Bia Soull afirma que "Sexo é político. Falar sobre sexo é político.", uma fala interpretativa o suficiente para mostrar outra visão do disco. Isso fica claro não apenas pela genialidade da faixa "Mega do neurose", onde o eletrônico caótico e vulgar exalta uma persona feminina sedutora como ela mesma diz: "ele me obedece (...) homem serve para servir", mas também na fantástica "Melaço", um hip-hop eletrônico cheio de sensualidade onde a artista demonstra a mulher como uma figura perigosa e femme fatale. O disco transforma o sexo em uma forma de mostrar que a mulher se expressar de forma tão crua e sem filtros é um ato político de libertação contra a sociedade. "Pornografia Auditiva" não quer fazer o mundo feminino se tornar meramente sexual, mas sim consciente de suas forças. Em pleno 2026, com um disco inteligente que se destaca em um gênero onde as mulheres já dominam bastante, como o dance electronic e o funk melódico, Bia Soull traz sons hipnotizantes, com um groove que vai e vem em nossos ouvidos de maneira a mostrar a força da mulher na posição natural do mundo. Bia quer deixar claro que "Mulheres dominam a inteligência da composição, política e sexual na sonoridade brasileira". Como ela mesma diz na faixa-título 'Pornografia Auditiva', ela molda o caminho do mundo feminino: "Moldo a história (...) do jeito como me sinto". Poucos discos têm essa coragem, e Bia traz isso com muita personalidade.
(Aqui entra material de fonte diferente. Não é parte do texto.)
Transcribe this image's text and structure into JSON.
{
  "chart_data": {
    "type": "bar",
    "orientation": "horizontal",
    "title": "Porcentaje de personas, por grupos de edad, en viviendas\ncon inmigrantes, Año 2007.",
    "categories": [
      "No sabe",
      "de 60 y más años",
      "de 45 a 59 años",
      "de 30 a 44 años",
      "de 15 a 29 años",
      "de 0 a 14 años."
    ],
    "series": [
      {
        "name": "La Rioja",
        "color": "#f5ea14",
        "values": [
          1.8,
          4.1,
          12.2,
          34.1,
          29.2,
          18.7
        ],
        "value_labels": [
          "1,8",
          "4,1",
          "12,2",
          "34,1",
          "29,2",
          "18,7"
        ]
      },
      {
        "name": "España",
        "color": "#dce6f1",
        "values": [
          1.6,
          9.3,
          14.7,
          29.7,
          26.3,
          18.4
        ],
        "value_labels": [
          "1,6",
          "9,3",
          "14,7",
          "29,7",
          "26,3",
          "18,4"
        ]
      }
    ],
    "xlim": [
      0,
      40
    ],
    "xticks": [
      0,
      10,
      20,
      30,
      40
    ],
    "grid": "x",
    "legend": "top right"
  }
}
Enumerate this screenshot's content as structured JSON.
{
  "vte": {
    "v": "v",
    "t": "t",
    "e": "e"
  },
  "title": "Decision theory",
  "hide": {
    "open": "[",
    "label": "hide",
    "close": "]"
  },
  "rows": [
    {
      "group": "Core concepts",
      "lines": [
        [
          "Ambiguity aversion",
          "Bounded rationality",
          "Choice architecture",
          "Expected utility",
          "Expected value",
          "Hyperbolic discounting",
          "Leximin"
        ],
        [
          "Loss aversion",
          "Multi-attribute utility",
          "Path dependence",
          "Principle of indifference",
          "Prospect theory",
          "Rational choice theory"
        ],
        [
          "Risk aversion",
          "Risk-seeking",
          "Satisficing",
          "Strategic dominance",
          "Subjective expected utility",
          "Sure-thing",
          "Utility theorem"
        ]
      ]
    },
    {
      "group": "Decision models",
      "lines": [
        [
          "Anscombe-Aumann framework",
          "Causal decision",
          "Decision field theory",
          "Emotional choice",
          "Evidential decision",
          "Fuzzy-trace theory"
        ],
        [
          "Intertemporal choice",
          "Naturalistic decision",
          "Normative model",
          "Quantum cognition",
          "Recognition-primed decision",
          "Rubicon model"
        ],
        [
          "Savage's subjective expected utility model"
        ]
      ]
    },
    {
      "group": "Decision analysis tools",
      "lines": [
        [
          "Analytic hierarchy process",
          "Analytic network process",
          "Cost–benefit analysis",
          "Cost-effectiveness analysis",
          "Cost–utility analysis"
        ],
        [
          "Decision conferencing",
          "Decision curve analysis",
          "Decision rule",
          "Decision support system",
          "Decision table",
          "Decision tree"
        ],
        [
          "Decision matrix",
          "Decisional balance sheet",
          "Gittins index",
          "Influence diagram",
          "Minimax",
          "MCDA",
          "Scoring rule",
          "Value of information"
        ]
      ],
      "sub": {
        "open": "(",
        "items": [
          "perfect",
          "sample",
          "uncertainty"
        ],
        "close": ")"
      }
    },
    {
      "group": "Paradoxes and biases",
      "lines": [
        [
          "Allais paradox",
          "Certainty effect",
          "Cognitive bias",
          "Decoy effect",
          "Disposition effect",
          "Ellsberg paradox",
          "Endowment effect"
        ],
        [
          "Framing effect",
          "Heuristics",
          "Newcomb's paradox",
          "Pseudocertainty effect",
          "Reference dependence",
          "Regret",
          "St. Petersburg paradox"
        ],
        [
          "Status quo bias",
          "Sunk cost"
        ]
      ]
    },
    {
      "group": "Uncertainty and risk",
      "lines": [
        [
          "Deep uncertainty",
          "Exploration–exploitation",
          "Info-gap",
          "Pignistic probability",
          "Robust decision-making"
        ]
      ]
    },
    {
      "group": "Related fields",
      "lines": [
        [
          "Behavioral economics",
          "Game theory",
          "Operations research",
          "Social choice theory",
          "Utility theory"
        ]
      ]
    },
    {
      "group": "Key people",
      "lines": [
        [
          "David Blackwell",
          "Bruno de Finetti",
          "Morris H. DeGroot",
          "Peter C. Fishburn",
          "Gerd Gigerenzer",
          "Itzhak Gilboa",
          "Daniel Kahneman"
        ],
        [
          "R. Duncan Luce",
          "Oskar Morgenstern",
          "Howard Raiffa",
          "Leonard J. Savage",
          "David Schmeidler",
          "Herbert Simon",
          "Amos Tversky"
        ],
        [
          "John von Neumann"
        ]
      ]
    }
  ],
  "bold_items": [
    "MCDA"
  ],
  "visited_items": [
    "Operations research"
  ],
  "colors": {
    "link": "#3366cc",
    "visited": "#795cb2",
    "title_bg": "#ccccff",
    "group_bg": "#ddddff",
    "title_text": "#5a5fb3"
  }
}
"Desgraçadinha", ou "boombap puto", amplia o escopo do álbum com o dance jazz e muita sensualidade, sem perder o carisma. Bia finaliza o disco da mesma forma que começa, unindo os sons e as letras vulgares. Durante as 13 faixas, é clássica a união do funk com a MPB. Nas últimas faixas, "Putinho piru rodado" e "Coração puro", que ainda assim são consistentes, a sensação é a de como se a chuva tivesse acabado com o baile, sem a euforia ter chegado no ápice. Ainda assim, "Pornografia Auditiva" é perfeitamente capaz de definir o gênero do funk eletrônico por bastante tempo! Bia transforma o vulgar e o considerado terrível em uma linha de política e euforia. O disco beira a elegância sobre os gêneros apresentados. Lançado em abril de 2026, Bia define sua carreira com a melhor estreia que o funk proibidão melódico poderia ter. O sexo e o som andam juntos em "Pornografia Auditiva".